The example in the question is doing an atomic store, not a swap. The x86 architecture memory model guarantees that in a multi-processor/multi-core system stores done by one thread will be seen in that order by other threads... therefore a memory move is sufficient. Having said that, there are older Intel CPUs and some clones where there are bugs in this area, and an xchg
is required as a workaround on those CPUs. See the Significant optimizations section of this wikipedia article on spinlocks:
http://en.wikipedia.org/wiki/Spinlock#Example_implementation
Which states
The simple implementation above works on all CPUs using the x86 architecture. However, a number of performance optimizations are possible:
On later implementations of the x86 architecture, spin_unlock can safely use an unlocked MOV instead of the slower locked XCHG. This is due to subtle memory ordering rules which support this, even though MOV is not a full memory barrier. However, some processors (some Cyrix processors, some revisions of the Intel Pentium Pro (due to bugs), and earlier Pentium and i486 SMP systems) will do the wrong thing and data protected by the lock could be corrupted. On most non-x86 architectures, explicit memory barrier or atomic instructions (as in the example) must be used. On some systems, such as IA-64, there are special "unlock" instructions which provide the needed memory ordering.
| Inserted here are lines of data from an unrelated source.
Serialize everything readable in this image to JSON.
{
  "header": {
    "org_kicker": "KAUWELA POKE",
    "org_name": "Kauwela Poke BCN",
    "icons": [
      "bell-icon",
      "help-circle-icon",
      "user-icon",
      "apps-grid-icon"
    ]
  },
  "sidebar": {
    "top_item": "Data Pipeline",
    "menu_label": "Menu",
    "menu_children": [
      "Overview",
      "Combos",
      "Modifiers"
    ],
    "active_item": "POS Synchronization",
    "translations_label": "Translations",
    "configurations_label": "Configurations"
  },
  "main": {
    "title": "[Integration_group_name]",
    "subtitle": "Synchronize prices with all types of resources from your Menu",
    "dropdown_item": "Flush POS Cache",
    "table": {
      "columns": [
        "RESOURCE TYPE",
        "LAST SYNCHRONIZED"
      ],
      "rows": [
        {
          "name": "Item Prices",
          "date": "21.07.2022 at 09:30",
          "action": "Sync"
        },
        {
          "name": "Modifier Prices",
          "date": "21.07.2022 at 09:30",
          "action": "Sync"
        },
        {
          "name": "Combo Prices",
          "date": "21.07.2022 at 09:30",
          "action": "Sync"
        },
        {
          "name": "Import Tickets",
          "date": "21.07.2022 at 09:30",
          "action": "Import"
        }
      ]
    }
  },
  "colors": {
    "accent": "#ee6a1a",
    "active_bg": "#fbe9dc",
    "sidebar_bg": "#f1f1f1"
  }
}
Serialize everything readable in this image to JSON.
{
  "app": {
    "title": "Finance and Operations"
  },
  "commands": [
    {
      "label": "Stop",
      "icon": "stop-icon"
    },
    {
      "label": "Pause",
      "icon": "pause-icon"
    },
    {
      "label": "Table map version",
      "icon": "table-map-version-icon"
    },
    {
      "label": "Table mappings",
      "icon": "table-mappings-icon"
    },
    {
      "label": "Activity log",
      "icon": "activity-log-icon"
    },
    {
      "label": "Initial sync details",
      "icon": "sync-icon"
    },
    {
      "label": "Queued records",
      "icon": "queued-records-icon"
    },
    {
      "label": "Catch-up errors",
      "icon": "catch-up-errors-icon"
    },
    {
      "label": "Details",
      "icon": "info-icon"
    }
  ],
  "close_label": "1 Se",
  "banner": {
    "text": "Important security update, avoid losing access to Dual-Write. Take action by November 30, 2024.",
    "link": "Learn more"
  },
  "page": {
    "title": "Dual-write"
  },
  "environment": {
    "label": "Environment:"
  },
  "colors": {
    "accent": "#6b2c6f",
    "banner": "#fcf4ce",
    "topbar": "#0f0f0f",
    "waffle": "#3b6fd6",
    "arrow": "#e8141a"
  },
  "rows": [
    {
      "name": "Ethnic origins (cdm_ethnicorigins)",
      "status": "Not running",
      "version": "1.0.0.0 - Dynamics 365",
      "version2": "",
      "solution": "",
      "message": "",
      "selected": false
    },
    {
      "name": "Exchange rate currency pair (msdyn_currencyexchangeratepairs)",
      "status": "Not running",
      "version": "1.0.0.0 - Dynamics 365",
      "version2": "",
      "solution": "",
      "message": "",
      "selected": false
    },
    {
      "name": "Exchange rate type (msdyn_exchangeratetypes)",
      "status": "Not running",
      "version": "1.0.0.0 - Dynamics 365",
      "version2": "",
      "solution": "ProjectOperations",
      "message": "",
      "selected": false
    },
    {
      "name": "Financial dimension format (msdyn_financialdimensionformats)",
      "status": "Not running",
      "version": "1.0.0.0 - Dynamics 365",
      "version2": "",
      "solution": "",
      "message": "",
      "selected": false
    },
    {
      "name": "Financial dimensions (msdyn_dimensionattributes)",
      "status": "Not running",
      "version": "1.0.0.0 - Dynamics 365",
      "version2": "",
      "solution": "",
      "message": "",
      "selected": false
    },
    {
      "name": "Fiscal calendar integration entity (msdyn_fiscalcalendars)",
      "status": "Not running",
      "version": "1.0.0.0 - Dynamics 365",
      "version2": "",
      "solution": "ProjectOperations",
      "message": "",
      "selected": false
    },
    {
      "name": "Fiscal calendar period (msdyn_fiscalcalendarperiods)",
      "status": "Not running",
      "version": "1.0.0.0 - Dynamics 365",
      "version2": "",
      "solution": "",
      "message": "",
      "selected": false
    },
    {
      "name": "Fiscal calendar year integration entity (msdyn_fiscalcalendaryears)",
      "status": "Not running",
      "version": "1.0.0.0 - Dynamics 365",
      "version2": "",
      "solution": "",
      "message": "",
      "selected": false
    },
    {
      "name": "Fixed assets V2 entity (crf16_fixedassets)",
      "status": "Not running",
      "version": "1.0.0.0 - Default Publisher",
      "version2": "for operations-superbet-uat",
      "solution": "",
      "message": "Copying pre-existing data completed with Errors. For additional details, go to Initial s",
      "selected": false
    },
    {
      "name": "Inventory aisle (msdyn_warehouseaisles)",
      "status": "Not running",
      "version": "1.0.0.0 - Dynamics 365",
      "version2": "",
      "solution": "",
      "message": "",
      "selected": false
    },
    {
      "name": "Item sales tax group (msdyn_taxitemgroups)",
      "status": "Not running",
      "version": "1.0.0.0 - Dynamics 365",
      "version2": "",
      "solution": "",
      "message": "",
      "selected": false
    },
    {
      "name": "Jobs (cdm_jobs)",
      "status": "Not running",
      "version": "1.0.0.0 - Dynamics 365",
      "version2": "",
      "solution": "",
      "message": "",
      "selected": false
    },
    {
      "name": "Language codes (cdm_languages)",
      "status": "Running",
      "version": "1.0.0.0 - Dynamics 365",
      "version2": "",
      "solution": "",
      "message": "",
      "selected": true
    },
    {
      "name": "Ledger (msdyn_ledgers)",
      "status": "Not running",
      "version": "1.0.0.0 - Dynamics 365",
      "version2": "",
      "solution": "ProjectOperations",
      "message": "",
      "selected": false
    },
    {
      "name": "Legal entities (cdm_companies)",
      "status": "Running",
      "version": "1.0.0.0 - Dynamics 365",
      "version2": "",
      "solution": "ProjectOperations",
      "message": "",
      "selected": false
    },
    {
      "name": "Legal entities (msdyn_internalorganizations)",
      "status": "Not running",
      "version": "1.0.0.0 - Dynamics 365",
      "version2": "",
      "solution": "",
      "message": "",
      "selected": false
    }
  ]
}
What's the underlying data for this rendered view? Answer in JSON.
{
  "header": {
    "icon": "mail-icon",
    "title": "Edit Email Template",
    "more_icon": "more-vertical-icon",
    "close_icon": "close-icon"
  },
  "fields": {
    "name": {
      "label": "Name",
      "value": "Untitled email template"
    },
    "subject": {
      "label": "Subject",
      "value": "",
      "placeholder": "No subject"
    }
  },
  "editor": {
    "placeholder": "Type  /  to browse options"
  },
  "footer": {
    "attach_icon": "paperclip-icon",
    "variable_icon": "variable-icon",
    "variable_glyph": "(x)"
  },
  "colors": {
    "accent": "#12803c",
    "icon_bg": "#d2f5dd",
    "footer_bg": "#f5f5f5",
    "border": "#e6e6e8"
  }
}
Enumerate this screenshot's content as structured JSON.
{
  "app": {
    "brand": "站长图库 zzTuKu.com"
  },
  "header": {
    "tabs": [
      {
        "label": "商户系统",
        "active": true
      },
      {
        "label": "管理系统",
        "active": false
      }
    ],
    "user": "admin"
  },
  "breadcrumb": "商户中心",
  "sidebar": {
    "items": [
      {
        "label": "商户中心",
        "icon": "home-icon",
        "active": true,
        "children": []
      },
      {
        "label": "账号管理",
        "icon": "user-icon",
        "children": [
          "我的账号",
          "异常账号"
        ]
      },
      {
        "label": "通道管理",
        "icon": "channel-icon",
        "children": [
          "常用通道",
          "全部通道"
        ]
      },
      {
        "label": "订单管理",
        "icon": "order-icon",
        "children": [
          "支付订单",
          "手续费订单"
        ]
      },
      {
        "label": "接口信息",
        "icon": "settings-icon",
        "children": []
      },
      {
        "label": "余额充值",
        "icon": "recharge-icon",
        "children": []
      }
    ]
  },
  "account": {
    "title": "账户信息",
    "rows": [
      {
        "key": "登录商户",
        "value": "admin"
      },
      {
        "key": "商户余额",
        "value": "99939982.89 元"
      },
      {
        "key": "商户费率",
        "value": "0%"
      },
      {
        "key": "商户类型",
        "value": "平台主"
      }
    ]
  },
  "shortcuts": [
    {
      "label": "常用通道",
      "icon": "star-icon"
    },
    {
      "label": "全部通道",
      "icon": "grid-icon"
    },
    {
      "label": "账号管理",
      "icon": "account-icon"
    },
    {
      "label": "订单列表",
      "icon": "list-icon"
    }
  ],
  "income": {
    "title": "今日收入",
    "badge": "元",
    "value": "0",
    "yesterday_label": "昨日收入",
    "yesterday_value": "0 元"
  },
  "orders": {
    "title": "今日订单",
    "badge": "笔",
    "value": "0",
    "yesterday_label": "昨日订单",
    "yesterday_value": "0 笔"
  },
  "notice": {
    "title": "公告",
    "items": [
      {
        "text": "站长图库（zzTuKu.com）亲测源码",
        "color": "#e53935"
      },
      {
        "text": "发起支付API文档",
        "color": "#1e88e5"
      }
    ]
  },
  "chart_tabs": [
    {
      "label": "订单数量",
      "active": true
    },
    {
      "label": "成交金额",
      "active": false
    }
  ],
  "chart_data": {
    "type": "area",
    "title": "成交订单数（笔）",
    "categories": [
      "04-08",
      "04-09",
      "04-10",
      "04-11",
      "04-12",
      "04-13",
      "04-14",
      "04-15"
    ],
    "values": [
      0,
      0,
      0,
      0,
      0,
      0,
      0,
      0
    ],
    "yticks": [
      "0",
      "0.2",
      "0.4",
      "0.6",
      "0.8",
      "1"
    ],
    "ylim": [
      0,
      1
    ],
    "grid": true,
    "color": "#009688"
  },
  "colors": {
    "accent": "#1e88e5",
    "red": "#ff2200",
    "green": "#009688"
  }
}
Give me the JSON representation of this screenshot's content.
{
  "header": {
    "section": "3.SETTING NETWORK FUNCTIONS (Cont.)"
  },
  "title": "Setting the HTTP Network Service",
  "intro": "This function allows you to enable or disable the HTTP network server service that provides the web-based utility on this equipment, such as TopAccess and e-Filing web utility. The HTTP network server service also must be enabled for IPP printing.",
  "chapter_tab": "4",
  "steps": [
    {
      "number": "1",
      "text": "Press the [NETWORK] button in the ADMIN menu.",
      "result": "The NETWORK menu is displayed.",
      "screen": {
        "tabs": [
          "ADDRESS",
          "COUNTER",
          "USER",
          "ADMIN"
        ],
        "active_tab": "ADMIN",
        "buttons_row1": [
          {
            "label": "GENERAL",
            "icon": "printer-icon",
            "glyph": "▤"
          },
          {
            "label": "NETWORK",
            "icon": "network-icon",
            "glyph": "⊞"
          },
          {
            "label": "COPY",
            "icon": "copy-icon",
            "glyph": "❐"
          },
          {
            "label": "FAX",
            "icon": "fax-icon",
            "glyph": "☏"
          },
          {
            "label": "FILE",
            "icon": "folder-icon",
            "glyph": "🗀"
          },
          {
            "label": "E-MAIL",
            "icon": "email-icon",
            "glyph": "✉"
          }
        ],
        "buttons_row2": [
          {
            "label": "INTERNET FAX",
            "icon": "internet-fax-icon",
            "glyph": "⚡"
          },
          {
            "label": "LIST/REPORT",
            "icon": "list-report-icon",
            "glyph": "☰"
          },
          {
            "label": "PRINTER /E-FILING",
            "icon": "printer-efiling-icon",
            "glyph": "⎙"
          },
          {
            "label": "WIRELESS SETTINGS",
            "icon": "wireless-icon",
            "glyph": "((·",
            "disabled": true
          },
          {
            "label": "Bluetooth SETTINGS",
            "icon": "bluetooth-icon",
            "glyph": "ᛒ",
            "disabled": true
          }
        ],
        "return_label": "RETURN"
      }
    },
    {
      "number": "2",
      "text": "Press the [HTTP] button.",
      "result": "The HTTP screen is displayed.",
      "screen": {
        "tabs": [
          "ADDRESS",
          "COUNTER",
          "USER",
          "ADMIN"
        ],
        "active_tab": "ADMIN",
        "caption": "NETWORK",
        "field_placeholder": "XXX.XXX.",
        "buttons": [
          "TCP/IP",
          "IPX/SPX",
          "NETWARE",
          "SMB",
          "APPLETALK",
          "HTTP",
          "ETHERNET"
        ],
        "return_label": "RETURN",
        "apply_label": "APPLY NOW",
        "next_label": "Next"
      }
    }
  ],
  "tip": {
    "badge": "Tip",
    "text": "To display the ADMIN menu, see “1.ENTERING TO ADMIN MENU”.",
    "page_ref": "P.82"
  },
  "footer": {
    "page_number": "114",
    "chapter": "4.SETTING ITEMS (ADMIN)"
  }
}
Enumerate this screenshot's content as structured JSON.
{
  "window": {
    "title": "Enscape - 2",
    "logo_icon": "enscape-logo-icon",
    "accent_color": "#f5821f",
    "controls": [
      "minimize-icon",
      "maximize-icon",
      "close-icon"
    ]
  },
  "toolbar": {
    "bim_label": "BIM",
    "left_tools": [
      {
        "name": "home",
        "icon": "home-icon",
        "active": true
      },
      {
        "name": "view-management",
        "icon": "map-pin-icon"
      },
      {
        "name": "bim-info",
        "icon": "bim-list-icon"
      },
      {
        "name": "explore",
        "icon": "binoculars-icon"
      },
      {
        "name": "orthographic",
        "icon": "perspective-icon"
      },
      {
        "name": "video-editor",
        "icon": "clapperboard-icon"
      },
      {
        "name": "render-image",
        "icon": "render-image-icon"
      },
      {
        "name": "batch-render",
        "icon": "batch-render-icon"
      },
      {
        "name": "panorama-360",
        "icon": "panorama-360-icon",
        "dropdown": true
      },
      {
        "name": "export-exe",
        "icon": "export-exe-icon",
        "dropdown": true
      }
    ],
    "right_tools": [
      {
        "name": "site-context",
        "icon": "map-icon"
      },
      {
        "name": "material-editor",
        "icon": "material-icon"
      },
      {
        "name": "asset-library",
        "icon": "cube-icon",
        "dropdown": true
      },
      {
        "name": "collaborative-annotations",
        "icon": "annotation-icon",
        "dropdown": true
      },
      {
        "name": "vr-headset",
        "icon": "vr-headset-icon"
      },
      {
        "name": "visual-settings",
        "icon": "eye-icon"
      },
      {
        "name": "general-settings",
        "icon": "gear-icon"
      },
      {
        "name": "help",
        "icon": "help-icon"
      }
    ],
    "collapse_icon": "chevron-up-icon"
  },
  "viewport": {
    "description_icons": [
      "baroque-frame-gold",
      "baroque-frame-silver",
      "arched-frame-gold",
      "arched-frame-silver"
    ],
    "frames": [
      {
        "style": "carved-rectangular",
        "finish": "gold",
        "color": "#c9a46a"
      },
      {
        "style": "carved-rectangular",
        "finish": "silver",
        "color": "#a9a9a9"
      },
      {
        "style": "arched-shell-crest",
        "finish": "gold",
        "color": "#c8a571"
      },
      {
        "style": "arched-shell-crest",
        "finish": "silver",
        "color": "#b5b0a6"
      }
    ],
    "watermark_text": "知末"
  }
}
The memory barrier, mfence
, ensures that all stores have completed (store buffers in the CPU core are empty and values stored in the cache or memory), it also ensures that no future loads execute out of order.
The fact a MOV is sufficient to unlock the mutex (no serialization or memory barrier required) was "officially" clarified in a reply to Linus Torvalds by an Intel architect back in 1999
http://lkml.org/lkml/1999/11/24/90.
I guess it was later discovered that didn't work for some older x86 processors.